In Vonnegut's words:
There were very few air-raid shelters in town and no war industries, just cigarette factories, hospitals, clarinet factories.
But the Allied bombers did come - and they unleashed on Dresden one of the worst fire bombing raids of the entire war. Over a period of a few days, 1,249 American and British bombers blasted Dresden into oblivion. The firestorm that raged in the city devoured everything in sight. Nearly 25,000 civilians were killed.
And Kurt Vonnegut survived this inferno by hiding out in a chilled meat locker three floors below ground.
When he emerged, he and other surviving prisoners were forced to comb through the rubble and wreckage for bodies - something he called a terribly elaborate Easter egg hunt.
Can you even imagine what kind of horror that would have been? And yet Vonnegut survived three massive brushes with death - getting overrun by the enemy, the train bombing, and a giant firebombing raid.
He died as one of the best American writers of the 20th Century - and he held no faith whatsoever.
I don't begrudge a person of faith seeking meaning and thankfulness in being spared the pain, shock, and possible death of a senseless terrorist attack. It is a most natural thing for religious people to take comfort in their beliefs and like-minded communities during times of tragedy and agony.
I can only say that military history has humbled me and obliterated any such notions. The same is true of most veteran accounts I have read from anyone who was exposed to massive bloodshed in lengthy, merciless combat for any extended amount of time.
Many a God-fearing civilian and religious combat veteran of minor skirmishes may love to cling to that empty adage:
There are no atheists in foxholes.
But I guarantee you that they could never honestly utter that again after reading about the Battle of Verdun, which saw 700,000 casualties in ten months of fighting (The US lost around 58,000 in ten YEARS in Vietnam, for a reference point).
Any military historian who has truly dug into the horrors of bloody offensives in WWI - such as the Somme Offensive, where Great Britain lost 25,000 men on the first DAY of the battle or the Eastern Front and the nasty Pacific island assaults of WWII - will ever speak glibly of faith and God.
In WWI, chaplains were ridiculed and chased off by soldiers, such was the level of indiscriminate carnage.
There was no divine plan. It was hell on Earth.
We will continue to run tours in Europe, being ever mindful of high priority targets, as Paris, London, and Brussels have become.
And we take no issue with good people of faith who live wholesome, charitable lives and are part of the solution to human conflict.
But it is very hard to make sense of a world that has every action, every bit of pain, and every life and death being controlled in intimate detail by a Supreme Being, when you have spent as much time as we have understanding the nature of man, war, and destruction.
Our hearts go out to the victims of the Brussels attacks - as it does for people around the world who are subjected to violence and war-like conditions to this day. Our unwavering support goes out to the men and women who are working around the clock to find these monsters and take them out of our population for good.

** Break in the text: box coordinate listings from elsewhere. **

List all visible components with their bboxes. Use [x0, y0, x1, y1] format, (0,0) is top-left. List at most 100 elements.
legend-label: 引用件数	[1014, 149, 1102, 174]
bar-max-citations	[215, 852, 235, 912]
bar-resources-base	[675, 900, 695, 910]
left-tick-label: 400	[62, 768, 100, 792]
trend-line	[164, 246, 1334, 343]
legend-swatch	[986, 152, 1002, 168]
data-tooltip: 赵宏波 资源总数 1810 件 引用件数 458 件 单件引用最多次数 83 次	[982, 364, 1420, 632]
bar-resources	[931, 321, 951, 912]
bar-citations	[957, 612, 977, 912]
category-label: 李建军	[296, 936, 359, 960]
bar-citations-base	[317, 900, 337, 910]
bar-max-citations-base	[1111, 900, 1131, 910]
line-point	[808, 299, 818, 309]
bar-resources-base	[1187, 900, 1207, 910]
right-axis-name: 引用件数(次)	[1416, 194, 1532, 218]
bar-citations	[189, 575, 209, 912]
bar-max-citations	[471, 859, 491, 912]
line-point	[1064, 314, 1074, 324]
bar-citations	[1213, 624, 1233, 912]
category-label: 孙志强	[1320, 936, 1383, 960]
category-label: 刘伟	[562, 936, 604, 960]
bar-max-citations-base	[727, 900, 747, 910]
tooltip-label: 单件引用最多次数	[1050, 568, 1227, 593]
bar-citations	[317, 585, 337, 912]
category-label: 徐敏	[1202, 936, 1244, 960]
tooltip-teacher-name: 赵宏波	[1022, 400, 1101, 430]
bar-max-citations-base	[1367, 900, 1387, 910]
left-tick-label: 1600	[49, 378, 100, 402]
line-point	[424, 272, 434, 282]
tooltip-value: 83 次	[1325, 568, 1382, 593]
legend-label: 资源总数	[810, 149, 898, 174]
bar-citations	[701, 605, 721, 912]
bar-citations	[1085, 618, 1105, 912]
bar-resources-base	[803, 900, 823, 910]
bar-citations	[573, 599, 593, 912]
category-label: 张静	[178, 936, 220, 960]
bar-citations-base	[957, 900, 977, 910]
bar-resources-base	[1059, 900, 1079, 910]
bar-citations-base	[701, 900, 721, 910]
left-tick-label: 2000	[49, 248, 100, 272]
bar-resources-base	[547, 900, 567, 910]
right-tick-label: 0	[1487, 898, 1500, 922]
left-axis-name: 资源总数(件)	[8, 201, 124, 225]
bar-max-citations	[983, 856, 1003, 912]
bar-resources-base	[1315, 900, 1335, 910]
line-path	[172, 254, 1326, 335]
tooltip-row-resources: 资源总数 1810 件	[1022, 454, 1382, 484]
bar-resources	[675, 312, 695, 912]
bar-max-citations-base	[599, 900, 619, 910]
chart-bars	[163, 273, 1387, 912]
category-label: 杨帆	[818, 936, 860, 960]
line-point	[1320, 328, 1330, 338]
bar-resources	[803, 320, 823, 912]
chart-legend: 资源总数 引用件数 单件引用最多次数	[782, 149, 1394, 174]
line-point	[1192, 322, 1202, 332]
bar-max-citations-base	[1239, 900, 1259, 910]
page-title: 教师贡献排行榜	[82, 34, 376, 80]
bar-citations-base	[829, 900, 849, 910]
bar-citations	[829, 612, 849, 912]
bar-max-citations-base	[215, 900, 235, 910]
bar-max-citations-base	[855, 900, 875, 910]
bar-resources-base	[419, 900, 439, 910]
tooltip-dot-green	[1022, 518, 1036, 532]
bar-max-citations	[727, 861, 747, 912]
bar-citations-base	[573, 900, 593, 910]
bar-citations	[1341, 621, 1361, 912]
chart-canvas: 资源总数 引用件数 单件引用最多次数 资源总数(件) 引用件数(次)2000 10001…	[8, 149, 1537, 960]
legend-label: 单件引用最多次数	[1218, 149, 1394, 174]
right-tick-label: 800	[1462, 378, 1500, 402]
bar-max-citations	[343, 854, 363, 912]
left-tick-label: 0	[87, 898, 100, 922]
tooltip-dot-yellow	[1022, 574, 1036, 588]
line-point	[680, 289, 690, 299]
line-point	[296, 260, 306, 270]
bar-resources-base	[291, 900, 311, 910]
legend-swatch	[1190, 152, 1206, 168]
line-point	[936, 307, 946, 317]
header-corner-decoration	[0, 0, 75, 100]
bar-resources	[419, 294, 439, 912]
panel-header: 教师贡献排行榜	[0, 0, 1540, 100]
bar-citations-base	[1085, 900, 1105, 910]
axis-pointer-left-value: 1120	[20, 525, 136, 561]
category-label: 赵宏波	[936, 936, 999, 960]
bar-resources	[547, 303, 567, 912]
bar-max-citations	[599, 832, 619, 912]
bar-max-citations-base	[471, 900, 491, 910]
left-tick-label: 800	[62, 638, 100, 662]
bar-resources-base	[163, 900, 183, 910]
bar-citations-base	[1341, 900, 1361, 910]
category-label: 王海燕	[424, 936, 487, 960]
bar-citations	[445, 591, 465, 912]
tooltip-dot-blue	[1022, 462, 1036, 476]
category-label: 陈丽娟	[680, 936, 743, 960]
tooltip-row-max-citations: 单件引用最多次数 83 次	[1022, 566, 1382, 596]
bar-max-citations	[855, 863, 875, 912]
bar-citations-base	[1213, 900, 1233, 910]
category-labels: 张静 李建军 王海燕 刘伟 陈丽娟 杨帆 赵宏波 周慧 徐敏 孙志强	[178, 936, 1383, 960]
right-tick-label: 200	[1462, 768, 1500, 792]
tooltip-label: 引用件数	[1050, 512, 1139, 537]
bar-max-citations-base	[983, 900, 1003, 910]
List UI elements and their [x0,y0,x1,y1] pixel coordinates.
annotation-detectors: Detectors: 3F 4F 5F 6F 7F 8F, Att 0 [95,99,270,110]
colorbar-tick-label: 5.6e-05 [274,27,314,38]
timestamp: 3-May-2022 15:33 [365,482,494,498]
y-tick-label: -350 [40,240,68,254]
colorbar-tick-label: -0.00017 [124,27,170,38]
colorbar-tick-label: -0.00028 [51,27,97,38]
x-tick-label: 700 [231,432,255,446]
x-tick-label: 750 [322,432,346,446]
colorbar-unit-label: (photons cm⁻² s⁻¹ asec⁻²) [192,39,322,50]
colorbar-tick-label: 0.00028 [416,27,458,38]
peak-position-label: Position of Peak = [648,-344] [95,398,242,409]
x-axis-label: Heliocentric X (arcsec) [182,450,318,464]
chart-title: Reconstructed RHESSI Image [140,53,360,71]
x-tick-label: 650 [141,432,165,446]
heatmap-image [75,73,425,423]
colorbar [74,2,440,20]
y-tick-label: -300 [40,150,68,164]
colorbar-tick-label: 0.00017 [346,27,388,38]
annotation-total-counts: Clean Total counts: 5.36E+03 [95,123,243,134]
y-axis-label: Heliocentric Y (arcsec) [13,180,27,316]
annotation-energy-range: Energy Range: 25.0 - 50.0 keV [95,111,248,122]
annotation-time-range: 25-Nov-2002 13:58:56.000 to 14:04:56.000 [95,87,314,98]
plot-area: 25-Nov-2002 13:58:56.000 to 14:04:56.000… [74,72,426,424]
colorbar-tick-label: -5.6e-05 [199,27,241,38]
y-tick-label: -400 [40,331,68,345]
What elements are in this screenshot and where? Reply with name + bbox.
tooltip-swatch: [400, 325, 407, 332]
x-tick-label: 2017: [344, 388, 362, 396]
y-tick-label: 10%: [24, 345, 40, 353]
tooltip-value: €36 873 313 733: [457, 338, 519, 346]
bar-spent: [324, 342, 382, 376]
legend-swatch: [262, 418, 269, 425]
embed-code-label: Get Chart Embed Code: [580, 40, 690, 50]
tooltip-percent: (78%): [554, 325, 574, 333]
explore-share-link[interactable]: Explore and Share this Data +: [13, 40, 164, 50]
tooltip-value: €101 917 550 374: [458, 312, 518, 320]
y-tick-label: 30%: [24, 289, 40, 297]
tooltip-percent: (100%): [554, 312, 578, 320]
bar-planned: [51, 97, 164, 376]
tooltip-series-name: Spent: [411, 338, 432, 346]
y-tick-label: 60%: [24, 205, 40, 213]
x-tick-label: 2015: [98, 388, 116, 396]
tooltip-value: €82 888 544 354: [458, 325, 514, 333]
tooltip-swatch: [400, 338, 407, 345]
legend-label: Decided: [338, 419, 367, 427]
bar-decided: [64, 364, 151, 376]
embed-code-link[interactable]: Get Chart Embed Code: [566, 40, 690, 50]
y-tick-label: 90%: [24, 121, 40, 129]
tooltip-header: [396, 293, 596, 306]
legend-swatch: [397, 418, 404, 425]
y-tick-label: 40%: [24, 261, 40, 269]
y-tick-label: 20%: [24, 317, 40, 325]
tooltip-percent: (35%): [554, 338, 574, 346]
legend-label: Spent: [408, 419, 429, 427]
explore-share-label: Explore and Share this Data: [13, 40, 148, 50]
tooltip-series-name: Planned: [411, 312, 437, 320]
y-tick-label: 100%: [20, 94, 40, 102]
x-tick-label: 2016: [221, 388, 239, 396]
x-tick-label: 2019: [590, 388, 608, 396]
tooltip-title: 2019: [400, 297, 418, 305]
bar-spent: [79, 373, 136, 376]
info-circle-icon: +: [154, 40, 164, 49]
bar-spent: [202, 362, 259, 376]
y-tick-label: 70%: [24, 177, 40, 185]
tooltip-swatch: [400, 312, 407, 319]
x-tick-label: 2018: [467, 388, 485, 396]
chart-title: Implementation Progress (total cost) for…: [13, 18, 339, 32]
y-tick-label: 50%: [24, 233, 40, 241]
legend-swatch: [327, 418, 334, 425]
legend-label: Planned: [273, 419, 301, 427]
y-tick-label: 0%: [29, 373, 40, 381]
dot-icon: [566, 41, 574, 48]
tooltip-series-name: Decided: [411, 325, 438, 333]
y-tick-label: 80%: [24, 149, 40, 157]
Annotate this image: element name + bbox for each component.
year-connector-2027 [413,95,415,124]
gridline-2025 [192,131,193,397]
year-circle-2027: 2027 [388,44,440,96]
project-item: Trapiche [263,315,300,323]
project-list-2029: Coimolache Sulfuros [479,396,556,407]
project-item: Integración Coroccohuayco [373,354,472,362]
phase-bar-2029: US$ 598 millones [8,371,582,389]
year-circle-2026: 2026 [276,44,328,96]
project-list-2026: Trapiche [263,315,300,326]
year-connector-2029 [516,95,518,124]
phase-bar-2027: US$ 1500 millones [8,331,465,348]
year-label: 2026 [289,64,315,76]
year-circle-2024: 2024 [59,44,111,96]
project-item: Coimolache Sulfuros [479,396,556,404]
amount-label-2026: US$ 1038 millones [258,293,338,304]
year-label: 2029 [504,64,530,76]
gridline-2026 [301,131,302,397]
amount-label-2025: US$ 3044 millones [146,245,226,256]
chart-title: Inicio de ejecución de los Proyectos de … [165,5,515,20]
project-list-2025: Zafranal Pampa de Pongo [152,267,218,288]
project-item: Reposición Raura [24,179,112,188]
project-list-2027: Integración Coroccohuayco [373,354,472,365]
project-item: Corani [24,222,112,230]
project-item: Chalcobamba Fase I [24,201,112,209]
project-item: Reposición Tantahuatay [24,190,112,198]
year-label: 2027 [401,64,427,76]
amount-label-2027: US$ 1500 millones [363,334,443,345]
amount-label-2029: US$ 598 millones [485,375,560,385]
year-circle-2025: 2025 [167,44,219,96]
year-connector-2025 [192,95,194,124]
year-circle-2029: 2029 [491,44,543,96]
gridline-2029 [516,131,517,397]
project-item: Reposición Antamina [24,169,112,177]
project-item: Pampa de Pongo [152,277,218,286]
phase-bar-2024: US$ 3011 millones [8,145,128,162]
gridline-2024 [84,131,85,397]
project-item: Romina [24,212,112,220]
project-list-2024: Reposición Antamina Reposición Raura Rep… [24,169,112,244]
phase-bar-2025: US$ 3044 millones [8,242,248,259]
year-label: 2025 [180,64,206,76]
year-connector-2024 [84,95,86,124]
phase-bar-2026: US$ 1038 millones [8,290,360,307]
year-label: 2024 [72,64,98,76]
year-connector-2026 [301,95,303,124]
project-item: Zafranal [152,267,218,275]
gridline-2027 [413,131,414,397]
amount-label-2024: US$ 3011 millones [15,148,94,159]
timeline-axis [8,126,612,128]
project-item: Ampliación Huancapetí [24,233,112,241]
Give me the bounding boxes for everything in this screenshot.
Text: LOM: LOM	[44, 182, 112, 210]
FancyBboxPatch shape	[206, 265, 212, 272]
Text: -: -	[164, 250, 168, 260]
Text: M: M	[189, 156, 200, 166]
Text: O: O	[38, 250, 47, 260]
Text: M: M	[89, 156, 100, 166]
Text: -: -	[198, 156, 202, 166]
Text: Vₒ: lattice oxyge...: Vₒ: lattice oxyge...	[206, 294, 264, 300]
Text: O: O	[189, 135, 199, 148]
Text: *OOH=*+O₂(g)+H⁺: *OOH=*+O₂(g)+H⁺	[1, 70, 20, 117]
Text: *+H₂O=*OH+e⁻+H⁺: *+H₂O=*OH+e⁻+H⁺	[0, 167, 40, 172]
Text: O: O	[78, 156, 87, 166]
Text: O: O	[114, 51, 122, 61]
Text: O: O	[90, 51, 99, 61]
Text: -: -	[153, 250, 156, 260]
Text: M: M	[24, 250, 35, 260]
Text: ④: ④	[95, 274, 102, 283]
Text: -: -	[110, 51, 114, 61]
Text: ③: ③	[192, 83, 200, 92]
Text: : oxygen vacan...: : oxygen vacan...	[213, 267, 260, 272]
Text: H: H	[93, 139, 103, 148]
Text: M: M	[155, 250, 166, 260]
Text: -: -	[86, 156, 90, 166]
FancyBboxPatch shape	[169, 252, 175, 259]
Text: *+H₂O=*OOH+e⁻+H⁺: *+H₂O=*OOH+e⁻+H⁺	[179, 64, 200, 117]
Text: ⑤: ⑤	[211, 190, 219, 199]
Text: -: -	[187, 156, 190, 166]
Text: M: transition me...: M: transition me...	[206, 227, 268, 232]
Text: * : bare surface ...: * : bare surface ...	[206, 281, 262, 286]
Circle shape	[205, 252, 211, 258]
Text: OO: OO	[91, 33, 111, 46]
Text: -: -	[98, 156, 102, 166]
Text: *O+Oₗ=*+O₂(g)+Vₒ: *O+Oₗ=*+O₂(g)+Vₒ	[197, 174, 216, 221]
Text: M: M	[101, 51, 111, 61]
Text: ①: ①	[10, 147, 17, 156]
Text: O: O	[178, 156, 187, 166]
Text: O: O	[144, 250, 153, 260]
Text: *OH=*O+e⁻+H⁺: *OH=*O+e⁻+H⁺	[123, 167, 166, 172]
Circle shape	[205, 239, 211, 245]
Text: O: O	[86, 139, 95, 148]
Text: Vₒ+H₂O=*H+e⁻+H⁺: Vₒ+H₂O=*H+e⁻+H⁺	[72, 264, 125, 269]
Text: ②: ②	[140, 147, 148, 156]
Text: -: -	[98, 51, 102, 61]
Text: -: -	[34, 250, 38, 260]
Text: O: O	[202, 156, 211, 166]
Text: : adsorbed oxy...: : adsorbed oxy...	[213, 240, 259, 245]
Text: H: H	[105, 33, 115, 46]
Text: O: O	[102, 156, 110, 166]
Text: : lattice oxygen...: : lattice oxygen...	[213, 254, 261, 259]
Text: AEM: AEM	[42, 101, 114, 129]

We will not continue to run tours out of some false sense of bravado or blinded conviction, either.
But we will continue to run tours to Europe, knowing there are plenty of places that are as safe as the best neighborhood in the United States and remembering the great need that all humans have for travel, interaction, stimulation, and that wonderfully important thing called perspective.
Safe travels to you, my friends.
“Tiger got to hunt, bird got to fly;
Man got to sit and wonder 'why, why, why?'
Tiger got to sleep, bird got to land;
Man got to tell himself he understand.”